The process of chess textbooks’ edition according to Razmik Avagyan: overcoming the obstacles.  


We talked about the process of editing chess textbooks with Razmik Avagyan, who is a teacher, chess player and an arbiter. Mr Avagyan has been working in weekly magazine "Chess in Armenia" for a long period of time. Mr. Avagyan received an invitation to work with the chess textbooks’ editorial team from the Vice President of Chess Federation of Armenia, Founder-President of the Chess Academy of Armenia, grandmaster Smbat Lputian and accepted the invitation with pleasure.

Mr. Avagyan says that the members of the editorial team received every next chapter of the textbook from H. Toomanyan and editing accordingly. The lessons were organised in order and were filled with text content. This process was accompanied by intense discussions between members of the editorial staff who ultimately achieved a consensus. From time to time, the editorial committee held meetings with the author of the book Hamlet Toomanyan to discuss corrections and adjustments to the books. According to Mr. Avagyan, the most important principle was that the educational material should be adjusted to meet the needs and abilities of junior school children in order to spark interest in chess and analytical thinking within them.

Trying to assess the quality of editing the textbooks, Mr. Avagyan stressed that looking back on the tremendous work that has been done, it must be admitted that the book has a need for a certain change. He particularly came to this realisation while teaching chess at school. He argues there is a need to remove some of the themes and replace them with other materials. Some of the tasks in the books are only accessible to children who are gifted with chess talent. However, the primary goal of chess as part of a public education is the development of junior school children intellectual abilities. Furthermore, we should also try to include more interesting games of chess in the school curriculum which would make the learning process more exciting and incentivise children to continue to play beyond completing the three-ye compulsory three year study at school.   

According to Mr. Avagyan, chess education textbooks are designed in such a way that they do not include chess problems that are difficult for school children with average skills, but paradoxically, sometimes there are complaints by some teachers and parents that come to prove the fact that textbooks’ problems are difficult for some of the children. Mr. Avagyan argues that this is due to the fact that some elementary school pupils have abilities that are below average. Referring to the opinion of psychologists who have stated that some first-year pupils are not ready to meet the demands of the school, Mr. Avagyan argues that we have to deal with the systemic problem. Schoolchildren attending classes start facing problems related to the education process, and, naturally, they also encounter problems while studying chess. This is inevitable because chess requires a specific kind of intelligence.   

Two equally important factors ensure the successful of teaching of chess: the role of the teacher and the chess textbook. It is not only the teacher’s chess skills that is very important, but also their pedagogical qualities. Chess must be taught by specialists who cover the topics included in the books in the best way, and most importantly, delivering the educational material in an interesting and engaging way. To this end, it is very important that now Armenian State Pedagogical University prepares teachers for secondary schools.  

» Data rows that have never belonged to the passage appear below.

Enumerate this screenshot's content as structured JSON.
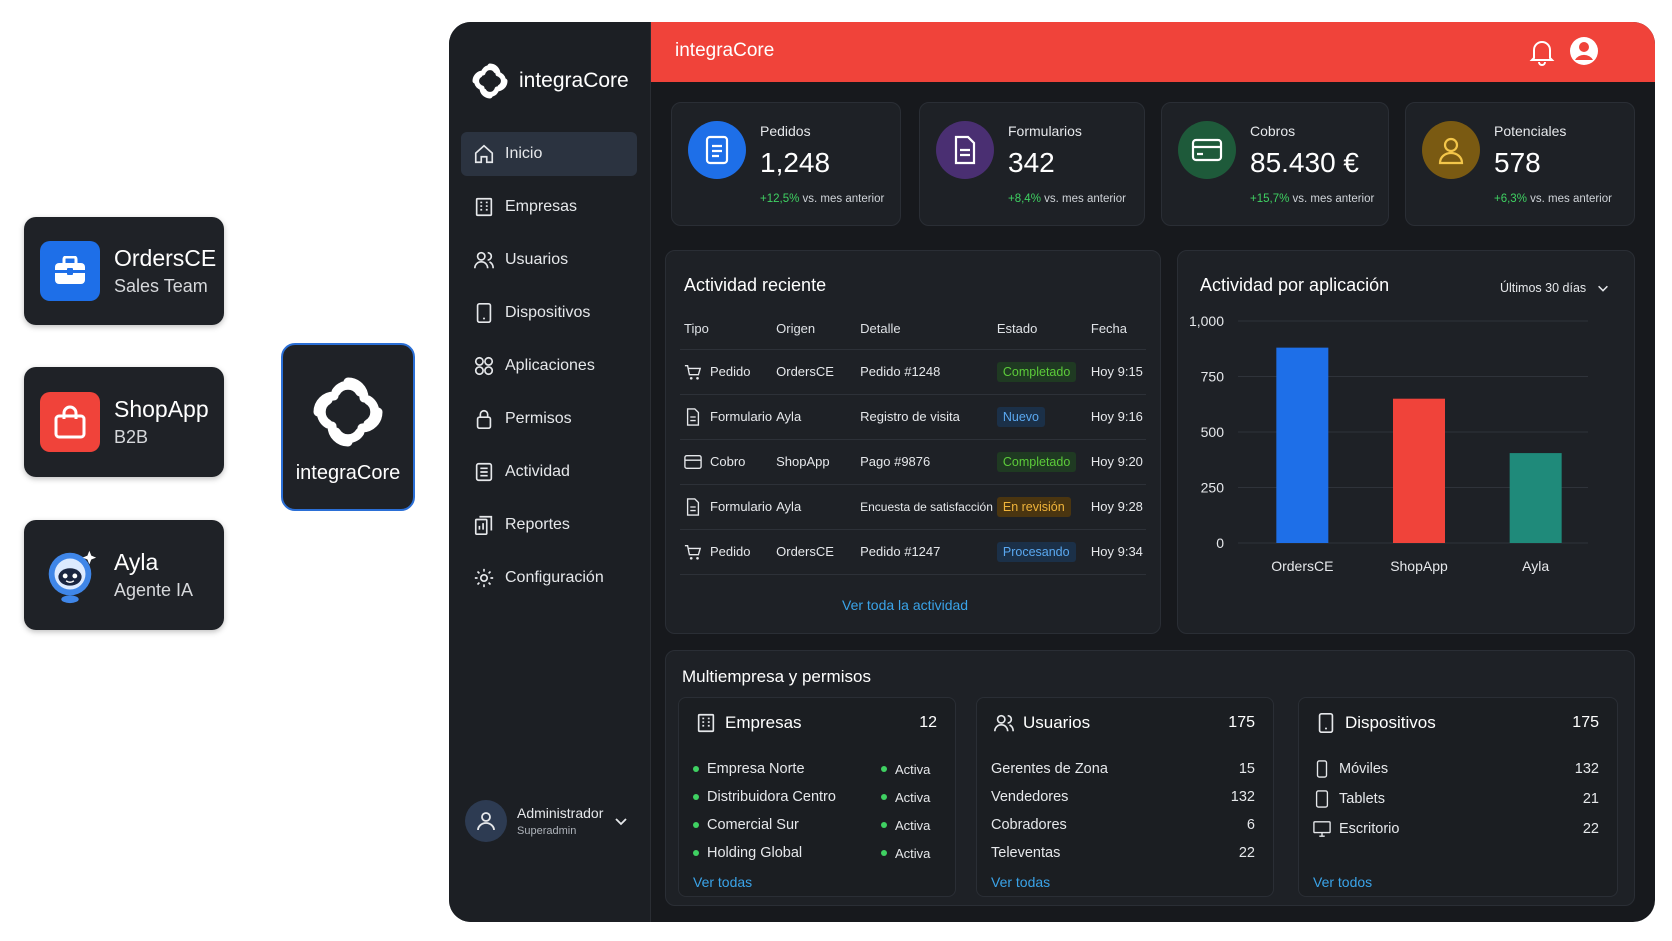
{
  "apps": [
    {
      "name": "OrdersCE",
      "sub": "Sales Team",
      "color": "#1e6fe8"
    },
    {
      "name": "ShopApp",
      "sub": "B2B",
      "color": "#f0433a"
    },
    {
      "name": "Ayla",
      "sub": "Agente IA",
      "color": "#2b6fd6"
    }
  ],
  "logo_card": {
    "label": "integraCore"
  },
  "brand": {
    "name": "integraCore"
  },
  "nav": [
    {
      "label": "Inicio",
      "icon": "home-icon",
      "active": true
    },
    {
      "label": "Empresas",
      "icon": "building-icon"
    },
    {
      "label": "Usuarios",
      "icon": "users-icon"
    },
    {
      "label": "Dispositivos",
      "icon": "tablet-icon"
    },
    {
      "label": "Aplicaciones",
      "icon": "grid-icon"
    },
    {
      "label": "Permisos",
      "icon": "lock-icon"
    },
    {
      "label": "Actividad",
      "icon": "list-icon"
    },
    {
      "label": "Reportes",
      "icon": "report-icon"
    },
    {
      "label": "Configuración",
      "icon": "gear-icon"
    }
  ],
  "user": {
    "name": "Administrador",
    "role": "Superadmin"
  },
  "topbar": {
    "title": "integraCore"
  },
  "stats": [
    {
      "label": "Pedidos",
      "value": "1,248",
      "change": "+12,5%",
      "suffix": "vs. mes anterior",
      "color": "#1e6fe8"
    },
    {
      "label": "Formularios",
      "value": "342",
      "change": "+8,4%",
      "suffix": "vs. mes anterior",
      "color": "#4a2f72"
    },
    {
      "label": "Cobros",
      "value": "85.430 €",
      "change": "+15,7%",
      "suffix": "vs. mes anterior",
      "color": "#1e5a3a"
    },
    {
      "label": "Potenciales",
      "value": "578",
      "change": "+6,3%",
      "suffix": "vs. mes anterior",
      "color": "#7a5a12"
    }
  ],
  "activity": {
    "title": "Actividad reciente",
    "columns": [
      "Tipo",
      "Origen",
      "Detalle",
      "Estado",
      "Fecha"
    ],
    "rows": [
      {
        "tipo": "Pedido",
        "icon": "cart-icon",
        "origen": "OrdersCE",
        "detalle": "Pedido #1248",
        "estado": "Completado",
        "estado_color": "#5ccb3a",
        "estado_bg": "#1f3a22",
        "fecha": "Hoy 9:15"
      },
      {
        "tipo": "Formulario",
        "icon": "document-icon",
        "origen": "Ayla",
        "detalle": "Registro de visita",
        "estado": "Nuevo",
        "estado_color": "#5aa8f0",
        "estado_bg": "#1b3048",
        "fecha": "Hoy 9:16"
      },
      {
        "tipo": "Cobro",
        "icon": "card-icon",
        "origen": "ShopApp",
        "detalle": "Pago #9876",
        "estado": "Completado",
        "estado_color": "#5ccb3a",
        "estado_bg": "#1f3a22",
        "fecha": "Hoy 9:20"
      },
      {
        "tipo": "Formulario",
        "icon": "document-icon",
        "origen": "Ayla",
        "detalle": "Encuesta de satisfacción",
        "estado": "En revisión",
        "estado_color": "#f0b43a",
        "estado_bg": "#4a3510",
        "fecha": "Hoy 9:28"
      },
      {
        "tipo": "Pedido",
        "icon": "cart-icon",
        "origen": "OrdersCE",
        "detalle": "Pedido #1247",
        "estado": "Procesando",
        "estado_color": "#5aa8f0",
        "estado_bg": "#1b3048",
        "fecha": "Hoy 9:34"
      }
    ],
    "link": "Ver toda la actividad"
  },
  "chart_title": "Actividad por aplicación",
  "range_select": "Últimos 30 días",
  "chart_data": {
    "type": "bar",
    "categories": [
      "OrdersCE",
      "ShopApp",
      "Ayla"
    ],
    "values": [
      880,
      650,
      405
    ],
    "colors": [
      "#1e6fe8",
      "#f0433a",
      "#1f8a7a"
    ],
    "yticks": [
      "0",
      "250",
      "500",
      "750",
      "1,000"
    ],
    "ylim": [
      0,
      1000
    ],
    "grid": true
  },
  "multi": {
    "title": "Multiempresa y permisos",
    "empresas": {
      "title": "Empresas",
      "count": "12",
      "items": [
        {
          "name": "Empresa Norte",
          "status": "Activa"
        },
        {
          "name": "Distribuidora Centro",
          "status": "Activa"
        },
        {
          "name": "Comercial Sur",
          "status": "Activa"
        },
        {
          "name": "Holding Global",
          "status": "Activa"
        }
      ],
      "link": "Ver todas"
    },
    "usuarios": {
      "title": "Usuarios",
      "count": "175",
      "items": [
        {
          "name": "Gerentes de Zona",
          "value": "15"
        },
        {
          "name": "Vendedores",
          "value": "132"
        },
        {
          "name": "Cobradores",
          "value": "6"
        },
        {
          "name": "Televentas",
          "value": "22"
        }
      ],
      "link": "Ver todas"
    },
    "dispositivos": {
      "title": "Dispositivos",
      "count": "175",
      "items": [
        {
          "name": "Móviles",
          "value": "132",
          "icon": "phone-icon"
        },
        {
          "name": "Tablets",
          "value": "21",
          "icon": "tablet-icon"
        },
        {
          "name": "Escritorio",
          "value": "22",
          "icon": "monitor-icon"
        }
      ],
      "link": "Ver todos"
    }
  }
}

Speaking about the quality of language used in the textbooks, Mr. Avagyan noted that the stylistic language used in the book meets high standards, thanks to the professional work done by scientist Gagik Minasyan. As for the debates arising between the editorial team regarding the correct translation of a technical chess terms, Mr. Avagyan thinks that it was impossible to avoid those disputes. For example, the books use the "auxiliary mate" term, but in the past the term "cooperative mate" was used instead. Although after extensive debates the editorial team chose the new version of the term, Mr. Avagyan felt more compelled to use the older version of the term.

Highlighting the importance of chess inclusion in the school curriculum, Mr. Avagyan stressed that successful implementation of the idea depends on overcoming a number of problems and challenges, some of which are objective, while others subjective. This goal can be achieved by hard teamwork done on a daily basis.